Again, I will remind myself and the reader that Ockham’s Razor, while championing simplicity, is actually a call for the optimum.  My understanding of Friar William’s admonition is that the simplest explanation which fits all the facts is the most likely to be true.  There is implied in this that the explanation also must be complex enough to fit all the facts.

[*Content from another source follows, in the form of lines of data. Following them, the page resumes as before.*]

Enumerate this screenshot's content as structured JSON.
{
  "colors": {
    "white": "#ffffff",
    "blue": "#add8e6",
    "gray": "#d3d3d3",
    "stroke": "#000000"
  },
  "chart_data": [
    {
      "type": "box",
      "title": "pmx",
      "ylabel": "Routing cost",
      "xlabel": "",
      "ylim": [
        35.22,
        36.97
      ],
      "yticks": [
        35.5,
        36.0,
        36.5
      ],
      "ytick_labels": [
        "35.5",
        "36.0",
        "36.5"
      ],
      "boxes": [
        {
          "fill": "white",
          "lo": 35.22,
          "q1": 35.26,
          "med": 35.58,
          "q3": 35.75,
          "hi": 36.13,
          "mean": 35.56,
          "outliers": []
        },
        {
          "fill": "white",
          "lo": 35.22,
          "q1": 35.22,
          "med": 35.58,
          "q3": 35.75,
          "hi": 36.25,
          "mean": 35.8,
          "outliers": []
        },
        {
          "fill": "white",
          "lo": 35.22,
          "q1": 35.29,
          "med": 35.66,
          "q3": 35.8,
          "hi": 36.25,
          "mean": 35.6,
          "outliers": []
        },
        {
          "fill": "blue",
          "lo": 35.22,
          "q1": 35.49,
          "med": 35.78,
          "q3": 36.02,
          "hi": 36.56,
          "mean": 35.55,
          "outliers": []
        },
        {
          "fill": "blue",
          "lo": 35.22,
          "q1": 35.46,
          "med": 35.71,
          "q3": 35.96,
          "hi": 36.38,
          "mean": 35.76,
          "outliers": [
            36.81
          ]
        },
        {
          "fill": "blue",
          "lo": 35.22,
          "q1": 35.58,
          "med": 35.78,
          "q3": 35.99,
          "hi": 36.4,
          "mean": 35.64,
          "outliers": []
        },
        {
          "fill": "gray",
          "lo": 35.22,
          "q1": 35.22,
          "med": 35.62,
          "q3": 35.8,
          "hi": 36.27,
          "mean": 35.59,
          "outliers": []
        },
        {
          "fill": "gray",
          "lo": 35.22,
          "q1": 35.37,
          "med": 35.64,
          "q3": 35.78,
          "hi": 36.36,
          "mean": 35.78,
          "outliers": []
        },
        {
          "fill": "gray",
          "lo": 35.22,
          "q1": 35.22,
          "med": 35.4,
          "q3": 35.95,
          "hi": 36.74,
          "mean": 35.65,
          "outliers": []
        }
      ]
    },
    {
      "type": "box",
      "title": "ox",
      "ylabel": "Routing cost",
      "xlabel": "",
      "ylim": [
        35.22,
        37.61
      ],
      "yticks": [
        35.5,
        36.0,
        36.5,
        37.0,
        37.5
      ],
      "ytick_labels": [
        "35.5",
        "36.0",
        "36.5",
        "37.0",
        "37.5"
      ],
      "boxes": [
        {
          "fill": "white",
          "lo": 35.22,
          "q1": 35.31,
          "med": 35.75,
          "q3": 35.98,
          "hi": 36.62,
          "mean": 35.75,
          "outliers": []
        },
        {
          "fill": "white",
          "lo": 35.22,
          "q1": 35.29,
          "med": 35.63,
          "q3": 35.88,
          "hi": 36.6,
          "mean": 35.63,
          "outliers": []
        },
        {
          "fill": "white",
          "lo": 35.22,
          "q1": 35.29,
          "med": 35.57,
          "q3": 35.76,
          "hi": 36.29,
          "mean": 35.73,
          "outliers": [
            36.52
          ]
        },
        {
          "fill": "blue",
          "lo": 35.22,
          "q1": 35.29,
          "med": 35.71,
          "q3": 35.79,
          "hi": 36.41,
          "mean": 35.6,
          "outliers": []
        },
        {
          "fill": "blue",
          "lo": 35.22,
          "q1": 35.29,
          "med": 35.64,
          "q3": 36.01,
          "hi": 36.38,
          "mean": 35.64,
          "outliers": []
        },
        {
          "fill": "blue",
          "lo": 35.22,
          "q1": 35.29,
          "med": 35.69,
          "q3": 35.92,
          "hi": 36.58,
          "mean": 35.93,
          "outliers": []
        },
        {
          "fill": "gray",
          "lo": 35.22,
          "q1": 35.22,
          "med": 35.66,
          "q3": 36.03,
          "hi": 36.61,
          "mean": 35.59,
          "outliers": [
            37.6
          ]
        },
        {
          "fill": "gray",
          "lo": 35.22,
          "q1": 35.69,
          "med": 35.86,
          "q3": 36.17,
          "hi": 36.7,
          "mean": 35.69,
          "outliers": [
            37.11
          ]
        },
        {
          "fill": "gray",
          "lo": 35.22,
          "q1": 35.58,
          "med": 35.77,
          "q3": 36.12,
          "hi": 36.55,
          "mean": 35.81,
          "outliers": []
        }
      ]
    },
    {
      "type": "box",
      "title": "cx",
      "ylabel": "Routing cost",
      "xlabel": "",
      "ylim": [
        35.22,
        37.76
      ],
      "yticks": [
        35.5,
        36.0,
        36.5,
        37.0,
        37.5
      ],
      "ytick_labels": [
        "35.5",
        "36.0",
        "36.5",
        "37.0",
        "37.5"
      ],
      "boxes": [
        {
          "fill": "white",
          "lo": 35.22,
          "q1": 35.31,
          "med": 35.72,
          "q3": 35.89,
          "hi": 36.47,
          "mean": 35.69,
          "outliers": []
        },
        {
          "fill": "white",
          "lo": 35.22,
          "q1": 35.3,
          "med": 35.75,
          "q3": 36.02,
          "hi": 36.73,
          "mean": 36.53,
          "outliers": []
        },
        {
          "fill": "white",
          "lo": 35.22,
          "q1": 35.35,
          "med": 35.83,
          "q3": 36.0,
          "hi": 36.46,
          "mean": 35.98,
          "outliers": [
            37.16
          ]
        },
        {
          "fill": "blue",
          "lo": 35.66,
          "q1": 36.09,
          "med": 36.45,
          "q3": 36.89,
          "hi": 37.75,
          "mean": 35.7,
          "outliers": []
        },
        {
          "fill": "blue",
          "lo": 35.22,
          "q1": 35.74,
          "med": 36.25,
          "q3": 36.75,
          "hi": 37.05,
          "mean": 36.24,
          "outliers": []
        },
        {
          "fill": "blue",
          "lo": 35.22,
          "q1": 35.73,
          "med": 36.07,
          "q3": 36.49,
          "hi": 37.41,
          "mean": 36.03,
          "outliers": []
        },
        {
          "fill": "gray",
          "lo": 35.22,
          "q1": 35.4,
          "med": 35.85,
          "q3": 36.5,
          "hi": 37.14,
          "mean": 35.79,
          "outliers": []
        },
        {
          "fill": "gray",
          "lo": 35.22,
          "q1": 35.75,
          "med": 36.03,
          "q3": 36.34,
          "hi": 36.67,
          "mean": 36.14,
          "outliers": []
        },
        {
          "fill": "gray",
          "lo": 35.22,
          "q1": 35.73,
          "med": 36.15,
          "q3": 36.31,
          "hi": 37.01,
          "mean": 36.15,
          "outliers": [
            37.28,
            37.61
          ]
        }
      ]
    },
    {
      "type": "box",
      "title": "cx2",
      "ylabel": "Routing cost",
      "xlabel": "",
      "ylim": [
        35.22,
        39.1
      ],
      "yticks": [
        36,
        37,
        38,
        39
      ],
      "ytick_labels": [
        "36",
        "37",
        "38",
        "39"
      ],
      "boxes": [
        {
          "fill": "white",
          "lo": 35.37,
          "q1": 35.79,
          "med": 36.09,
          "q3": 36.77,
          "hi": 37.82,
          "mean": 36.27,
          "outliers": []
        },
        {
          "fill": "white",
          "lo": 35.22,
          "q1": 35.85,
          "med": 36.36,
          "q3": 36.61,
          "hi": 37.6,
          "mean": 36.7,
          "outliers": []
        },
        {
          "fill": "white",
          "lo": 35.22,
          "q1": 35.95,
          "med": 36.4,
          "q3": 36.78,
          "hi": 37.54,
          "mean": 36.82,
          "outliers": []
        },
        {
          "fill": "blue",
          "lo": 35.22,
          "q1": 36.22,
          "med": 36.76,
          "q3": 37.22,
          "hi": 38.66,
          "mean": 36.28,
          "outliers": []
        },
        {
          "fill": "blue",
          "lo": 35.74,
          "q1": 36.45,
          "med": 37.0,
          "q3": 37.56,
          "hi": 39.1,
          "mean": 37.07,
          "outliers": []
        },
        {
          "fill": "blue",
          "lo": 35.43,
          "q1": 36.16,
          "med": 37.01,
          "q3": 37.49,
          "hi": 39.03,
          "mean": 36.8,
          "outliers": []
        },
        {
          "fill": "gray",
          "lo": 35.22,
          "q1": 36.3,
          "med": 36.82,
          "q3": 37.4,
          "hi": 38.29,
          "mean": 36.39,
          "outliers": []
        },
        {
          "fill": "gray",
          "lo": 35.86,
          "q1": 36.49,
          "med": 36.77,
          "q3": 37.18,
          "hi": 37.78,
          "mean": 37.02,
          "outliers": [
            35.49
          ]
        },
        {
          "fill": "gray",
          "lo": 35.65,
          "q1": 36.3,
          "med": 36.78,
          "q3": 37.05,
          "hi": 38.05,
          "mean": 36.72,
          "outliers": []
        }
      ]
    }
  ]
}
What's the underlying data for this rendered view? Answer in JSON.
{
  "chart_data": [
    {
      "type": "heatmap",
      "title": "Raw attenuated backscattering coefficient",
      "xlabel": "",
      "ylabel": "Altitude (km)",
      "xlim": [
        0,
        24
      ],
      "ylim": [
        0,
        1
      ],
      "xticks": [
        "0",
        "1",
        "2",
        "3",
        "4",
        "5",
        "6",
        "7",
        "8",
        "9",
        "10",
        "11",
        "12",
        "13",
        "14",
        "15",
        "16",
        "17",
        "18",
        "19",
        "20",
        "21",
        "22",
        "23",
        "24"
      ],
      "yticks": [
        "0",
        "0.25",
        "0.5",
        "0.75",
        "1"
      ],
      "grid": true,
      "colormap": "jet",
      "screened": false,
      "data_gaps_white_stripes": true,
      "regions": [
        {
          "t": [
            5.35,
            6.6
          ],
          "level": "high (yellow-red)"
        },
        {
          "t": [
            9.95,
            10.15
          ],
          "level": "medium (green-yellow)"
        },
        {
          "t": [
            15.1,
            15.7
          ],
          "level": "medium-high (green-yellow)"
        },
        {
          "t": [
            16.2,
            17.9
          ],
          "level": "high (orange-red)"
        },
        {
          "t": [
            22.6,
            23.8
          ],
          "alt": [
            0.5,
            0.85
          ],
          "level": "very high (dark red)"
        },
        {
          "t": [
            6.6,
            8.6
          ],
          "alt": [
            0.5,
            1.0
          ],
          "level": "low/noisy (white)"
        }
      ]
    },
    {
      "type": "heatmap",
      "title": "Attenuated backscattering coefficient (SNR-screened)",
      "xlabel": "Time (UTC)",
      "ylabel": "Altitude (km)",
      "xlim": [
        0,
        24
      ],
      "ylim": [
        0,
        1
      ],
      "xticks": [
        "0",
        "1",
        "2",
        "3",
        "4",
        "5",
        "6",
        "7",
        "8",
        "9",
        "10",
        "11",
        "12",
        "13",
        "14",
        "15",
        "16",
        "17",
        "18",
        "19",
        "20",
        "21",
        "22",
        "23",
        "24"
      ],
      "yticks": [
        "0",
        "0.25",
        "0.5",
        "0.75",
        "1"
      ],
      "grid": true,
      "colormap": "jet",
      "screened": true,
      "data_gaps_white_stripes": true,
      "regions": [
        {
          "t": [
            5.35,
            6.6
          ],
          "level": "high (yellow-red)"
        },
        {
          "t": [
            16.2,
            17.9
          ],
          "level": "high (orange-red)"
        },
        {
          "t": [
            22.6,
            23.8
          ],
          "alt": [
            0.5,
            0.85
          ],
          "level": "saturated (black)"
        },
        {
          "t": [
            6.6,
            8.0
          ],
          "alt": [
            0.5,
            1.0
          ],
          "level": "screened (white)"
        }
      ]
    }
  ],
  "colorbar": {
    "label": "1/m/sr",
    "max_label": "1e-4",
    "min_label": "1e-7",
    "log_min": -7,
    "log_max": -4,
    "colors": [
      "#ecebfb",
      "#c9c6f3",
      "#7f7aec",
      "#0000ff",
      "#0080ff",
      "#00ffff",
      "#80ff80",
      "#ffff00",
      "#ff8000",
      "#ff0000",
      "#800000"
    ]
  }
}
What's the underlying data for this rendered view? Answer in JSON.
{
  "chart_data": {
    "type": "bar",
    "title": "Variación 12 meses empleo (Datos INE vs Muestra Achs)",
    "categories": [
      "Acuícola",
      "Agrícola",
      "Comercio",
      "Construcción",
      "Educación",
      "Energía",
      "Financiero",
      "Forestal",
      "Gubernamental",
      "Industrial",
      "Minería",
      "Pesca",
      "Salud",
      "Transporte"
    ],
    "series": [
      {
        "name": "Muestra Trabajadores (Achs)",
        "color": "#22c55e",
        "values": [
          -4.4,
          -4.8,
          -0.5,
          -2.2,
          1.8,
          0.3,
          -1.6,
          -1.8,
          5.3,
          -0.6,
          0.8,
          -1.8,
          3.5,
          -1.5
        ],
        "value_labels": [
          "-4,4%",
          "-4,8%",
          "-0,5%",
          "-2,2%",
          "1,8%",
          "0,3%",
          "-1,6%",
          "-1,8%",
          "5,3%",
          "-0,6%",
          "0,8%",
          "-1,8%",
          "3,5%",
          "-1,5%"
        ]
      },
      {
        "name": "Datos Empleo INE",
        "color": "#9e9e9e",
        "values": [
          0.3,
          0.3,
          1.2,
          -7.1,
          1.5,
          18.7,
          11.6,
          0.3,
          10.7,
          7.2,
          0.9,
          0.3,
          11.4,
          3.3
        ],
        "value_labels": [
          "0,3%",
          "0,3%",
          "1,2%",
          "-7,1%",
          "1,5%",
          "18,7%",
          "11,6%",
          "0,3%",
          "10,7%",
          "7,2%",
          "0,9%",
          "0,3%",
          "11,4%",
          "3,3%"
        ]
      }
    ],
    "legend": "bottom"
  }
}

We humans as a species seek simplicity, often at the expense of sufficiency.  We seek quickness, often at the expense of knowing all the facts.  We tend to resolve our perceptions of reality by a shearing away of facts.  We do this through linear thinking about causes and consequences.  We forget that for every consequence, there are many causes, and for every cause, there are many consequences.  Reality is not represented by 1-to-1 relationships.  Those facts that you can cram into a working database, can be resolved into 1-to-many relationships.  But the world is full of many-to-many relationships.  Even though we have techniques for simplifying some of these, we often forget that oversimplification can destroy most of these, as well as those people who would oversimplify, as well as those who are innocent victims of that oversimplification.

Grasping reality can be killing labor, if one cannot perceive facts, causes, and consequences in their concrete forms.  We might restate Ockham’s Razor — the simplest explanation in which sufficient attention has been paid to all the facts is the most likely to be true, in the context of the universe of truths.